Recently, I had the opportunity to present at the Brisbane Living in Strata Body Corporate Trade Show along side Lord Mayor Graham Quirk and the Queensland Attorney-General Jarrod Bleije. It was a fantastic opportunity to offer insight and education to attendees on the Property Law Review, which is set to change the way Queenslanders manage strata property well into the future.
The review is big news for the Queensland strata industry and with the Body Corporate and Community Management Act back under the microscope, it is important to remain educated and up to date with how it will all unfold. I thought it was only right to take this opportunity to share with you some of the key points that were discussed on the day, so that you too can gain a better understanding of the review and the potential improvement on offer for bodies corporate.
I believe the upcoming legislative review of the Body Corporate and Community Management Act has the potential to be one of the most significant policy reviews in this parliamentary term. Our strata industry has long been riddled with complicated amendments and superfluous regulations and what the market needs now is simplicity and certainty. The review is a step in the right direction for all industry stakeholders, including owners, body corporate managers and resident managers.
It was March 19, 2013, when Attorney-General Jarrod Bleijie first announced there would be a full review of the Body Corporate and Community Management Act 1997. In the announcement Mr Bleijie said his aim was to solve the issue of body corporate in the state once and for all. But this posed the question; can anyone really solve all issues relating to body corporate?

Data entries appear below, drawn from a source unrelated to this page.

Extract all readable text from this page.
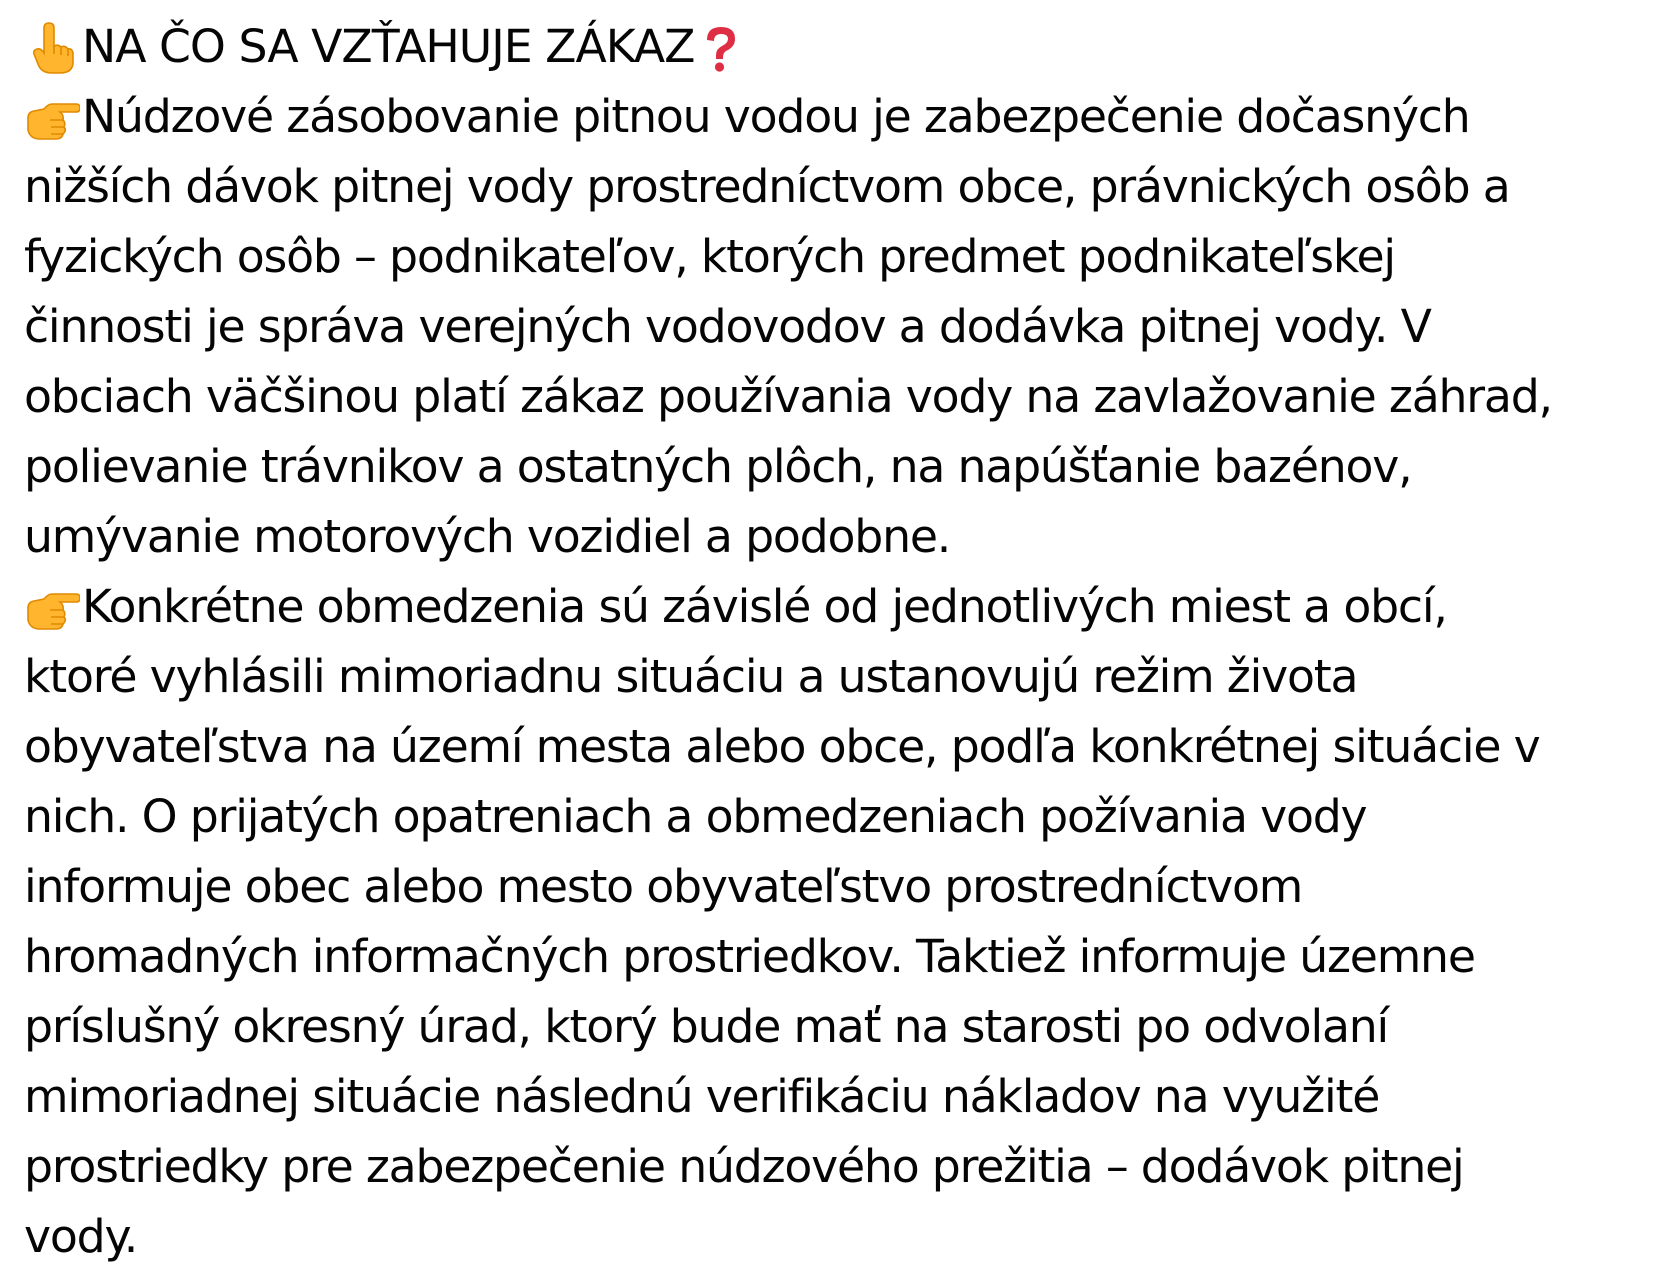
NA ČO SA VZŤAHUJE ZÁKAZ
Núdzové zásobovanie pitnou vodou je zabezpečenie dočasných
nižších dávok pitnej vody prostredníctvom obce, právnických osôb a
fyzických osôb – podnikateľov, ktorých predmet podnikateľskej
činnosti je správa verejných vodovodov a dodávka pitnej vody. V
obciach väčšinou platí zákaz používania vody na zavlažovanie záhrad,
polievanie trávnikov a ostatných plôch, na napúšťanie bazénov,
umývanie motorových vozidiel a podobne.
Konkrétne obmedzenia sú závislé od jednotlivých miest a obcí,
ktoré vyhlásili mimoriadnu situáciu a ustanovujú režim života
obyvateľstva na území mesta alebo obce, podľa konkrétnej situácie v
nich. O prijatých opatreniach a obmedzeniach požívania vody
informuje obec alebo mesto obyvateľstvo prostredníctvom
hromadných informačných prostriedkov. Taktiež informuje územne
príslušný okresný úrad, ktorý bude mať na starosti po odvolaní
mimoriadnej situácie následnú verifikáciu nákladov na využité
prostriedky pre zabezpečenie núdzového prežitia – dodávok pitnej
vody.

In short, the answer is no. As we know, people are always going to disagree on certain policies and procedures relating to their strata scheme. It would be impossible to write legislation that could effectively balance conflicting concerns of all owners, in all areas. When it comes down to it, some people just don’t get along. They don’t like feeling as though they are being controlled. They don’t like sharing. They don’t like decisions being made on their behalf.
It would be infeasible to say the review will make everyone happy, but this is not to say the review is superfluous. I strongly believe it will help implement some much-needed changes. I have a great sense of positive anticipation about what it might deliver for bodies’ corporate.
Take for example, the role of the committee in a body corporate. Committee members bear a huge responsibility. These people have to make decisions on behalf of all owners (both resident and investor owners) and often the combined value of the property they are looking after is in the tens of millions of dollars. Committees need legislation that is clear, streamlined and free of confusion. One of the fundamental ways the Act currently falls down, is the way it imposes self-management on apartment owners, but then restricts the duly elected committee members from getting down to business.
For instance, often an elected committee at a meeting cannot make a decision because the matter is a restricted issue and needs to go to a general meeting of owners. This is usually because of the spending limit placed on committees. Furthermore, under current legislation, the committee is deemed incompetent to make a decision on service contractors, irrespective of spending limits.
Add to that the ‘two-quote rule’. Currently, under this rule, a committee can spend months researching contracts and service providers (like painters) to find the best option for their scheme, then spend further weeks negotiating with the service provider to formulate what the committee believes to be ideal terms. Yet they are still required to call a general meeting and submit two quotes to owners for consideration. The legislation deems the committee insufficiently astute to select and negotiate. The two-quote rule is generally an administrative waste of time and all it encourages is lowest common denominator thinking.
With this said, if a committee wants to go a certain way, of course they will select a tenderer who is quoting ‘apples to oranges’. They can get around the rule easily, if they want to. Which begs the question, why have the rule at all? Committees need legislation that is clear, streamlined and free of confusion. This is a perfect example of why I warmly welcome the review. It’s time to get policy settings right.
There is a dire need for balance in this review. There needs to be a focus on solutions in all the aspects of the Act. What I have discussed is just one of the many aspects that will need to be analysed, and what we need to do is settle on a system and stick with it. People do not enjoy having the rules changed on them.
The good news is all Queenslanders are invited to have their say on the changes they would like to see, whether that be self-management, committee powers, representation of unit owners, management rights and so on. This is a rare opportunity we all have to help shape future legislation.
The Newman Government will collaborate with the Queensland University of Technology to review the State’s property law and obtain input from those who live and work in the industry.
Whatever the outcome of the review, a good working relationship between all stakeholders is paramount. We have a system well established on the basis that a good working relationship between the body corporate, on site manager and committee, produces exceptional results for lot owners. The review should maintain this advantage. Make sure your position is represented when the policy debate takes place!